West Linn officials have wrestled for tighter financial management at WFMC for several years, although the battle heated up in 2009, when the city proposed paying fees for services used rather than a set proportion of funds.

Today, Oregon City and West Linn each funnel a percentage of franchise fees from Comcast to the cable station, typically about $100,000 each.

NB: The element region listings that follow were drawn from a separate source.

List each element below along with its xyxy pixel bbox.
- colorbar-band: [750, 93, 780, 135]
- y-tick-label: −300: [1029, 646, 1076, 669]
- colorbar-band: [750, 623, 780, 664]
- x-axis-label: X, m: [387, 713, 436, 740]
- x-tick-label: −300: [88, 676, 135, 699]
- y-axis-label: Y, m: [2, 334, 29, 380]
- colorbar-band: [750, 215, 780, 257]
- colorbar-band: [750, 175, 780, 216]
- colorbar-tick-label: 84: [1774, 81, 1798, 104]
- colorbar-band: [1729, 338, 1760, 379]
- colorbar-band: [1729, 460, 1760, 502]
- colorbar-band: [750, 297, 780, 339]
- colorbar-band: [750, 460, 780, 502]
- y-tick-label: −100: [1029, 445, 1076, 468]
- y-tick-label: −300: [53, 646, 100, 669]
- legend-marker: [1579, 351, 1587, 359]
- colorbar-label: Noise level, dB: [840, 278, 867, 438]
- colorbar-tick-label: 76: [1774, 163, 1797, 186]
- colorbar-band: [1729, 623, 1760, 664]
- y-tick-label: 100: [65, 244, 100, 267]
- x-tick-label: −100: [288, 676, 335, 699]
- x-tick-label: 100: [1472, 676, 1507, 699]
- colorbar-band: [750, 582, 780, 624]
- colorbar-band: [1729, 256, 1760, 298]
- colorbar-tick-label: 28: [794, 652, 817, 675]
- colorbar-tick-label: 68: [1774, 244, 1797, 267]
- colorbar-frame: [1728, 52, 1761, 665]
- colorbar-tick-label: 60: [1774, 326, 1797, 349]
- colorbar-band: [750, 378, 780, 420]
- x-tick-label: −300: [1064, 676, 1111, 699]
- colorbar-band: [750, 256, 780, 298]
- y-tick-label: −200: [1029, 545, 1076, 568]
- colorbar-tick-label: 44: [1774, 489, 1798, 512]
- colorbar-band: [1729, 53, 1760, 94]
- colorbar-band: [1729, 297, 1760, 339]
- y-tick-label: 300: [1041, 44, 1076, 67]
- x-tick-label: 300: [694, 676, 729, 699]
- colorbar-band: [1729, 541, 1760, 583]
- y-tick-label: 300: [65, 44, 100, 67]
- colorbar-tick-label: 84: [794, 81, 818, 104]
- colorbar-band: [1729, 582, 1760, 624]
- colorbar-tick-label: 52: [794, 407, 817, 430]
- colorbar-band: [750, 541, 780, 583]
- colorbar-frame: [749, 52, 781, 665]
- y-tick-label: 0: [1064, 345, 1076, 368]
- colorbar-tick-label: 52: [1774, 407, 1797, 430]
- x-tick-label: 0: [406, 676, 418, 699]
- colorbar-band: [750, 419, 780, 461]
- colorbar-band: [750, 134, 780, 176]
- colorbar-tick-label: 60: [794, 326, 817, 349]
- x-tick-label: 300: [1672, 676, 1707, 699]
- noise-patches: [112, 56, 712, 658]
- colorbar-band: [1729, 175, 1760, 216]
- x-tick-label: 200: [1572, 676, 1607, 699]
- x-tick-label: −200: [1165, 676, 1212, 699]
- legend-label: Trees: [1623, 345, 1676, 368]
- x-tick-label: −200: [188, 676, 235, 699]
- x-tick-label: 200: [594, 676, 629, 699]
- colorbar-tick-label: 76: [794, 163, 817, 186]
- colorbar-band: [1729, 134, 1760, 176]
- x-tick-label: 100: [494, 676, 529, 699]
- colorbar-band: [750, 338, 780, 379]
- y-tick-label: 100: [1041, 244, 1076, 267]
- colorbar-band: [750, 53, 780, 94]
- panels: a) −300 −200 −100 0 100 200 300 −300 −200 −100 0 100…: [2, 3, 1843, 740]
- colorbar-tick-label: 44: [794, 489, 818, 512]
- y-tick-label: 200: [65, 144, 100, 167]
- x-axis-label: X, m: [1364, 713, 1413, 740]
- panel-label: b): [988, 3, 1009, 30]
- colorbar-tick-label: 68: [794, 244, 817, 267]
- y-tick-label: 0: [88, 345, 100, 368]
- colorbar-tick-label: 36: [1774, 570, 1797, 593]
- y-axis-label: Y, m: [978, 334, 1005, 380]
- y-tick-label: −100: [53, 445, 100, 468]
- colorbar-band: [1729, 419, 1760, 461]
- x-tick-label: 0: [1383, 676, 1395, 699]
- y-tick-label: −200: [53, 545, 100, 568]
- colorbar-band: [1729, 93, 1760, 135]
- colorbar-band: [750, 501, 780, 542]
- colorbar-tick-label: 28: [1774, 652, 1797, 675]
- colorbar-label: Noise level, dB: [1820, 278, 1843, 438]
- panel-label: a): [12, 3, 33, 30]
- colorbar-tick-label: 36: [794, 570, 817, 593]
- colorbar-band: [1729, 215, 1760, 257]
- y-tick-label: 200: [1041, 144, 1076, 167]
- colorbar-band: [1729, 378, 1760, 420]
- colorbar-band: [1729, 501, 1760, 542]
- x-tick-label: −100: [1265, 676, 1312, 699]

That makes up about two-thirds of the studio's income, with the remainder coming from contracts with other government agencies and from equipment rentals and production fees.

Officials have called for improved financial controls and business practices over the past year.

Kirsten Wyatt, assistant city manager in West Linn, said city leaders are now considering the creation of a new Willamette Falls Media Center and Clackamas Cable Access Board oversight committee, made up of Oregon City and West Linn's city managers or their designees.

'Creating an oversight committee creates a structure in which the cities can take some steps to deal with these issues,' Wyatt said. 'Our intent is not to take over complete power but to make sure there are defined rules and responsibilities between financial oversight and management.'

She wasn't sure whether anyone would be asked to pay back studio money spent without a documented business purpose or backed up by receipts.

And though Wyatt said she felt many problems noted by the audit 'are explainable or understandable,' the report is 'very concerning, especially considering that guidance has been given on how that could have been avoided.'

'In light of that, it's worrisome the professionalism of our two cities was apparently ignored,' she said. 'If that sort of thing were to happen at that scale in our organizations, there would be some very direct lines of accountability.'

But Holladay, of the cable access board, wasn't sure the oversight committee is the solution.

The West Linn City Council has approved the new committee, and Oregon City leaders will vote on the proposal.

'Certainly the board feels there needs to be some changes in the way the finances are handled, and the policies and procedures Moss Adams recommended are certainly appropriate and need to be initiated,' he said. 'I'm not certain that city managers taking over studio management is the best way to go about that.'

Holladay questioned whether studio managers would then be considered public employees, and in that case they could be eligible for expensive public employee benefit programs.

More importantly, he said, a board separate from Oregon City and West Linn has long operated Willamette Falls media and done so successfully.

'I believe it should continue to operate that way,' he said.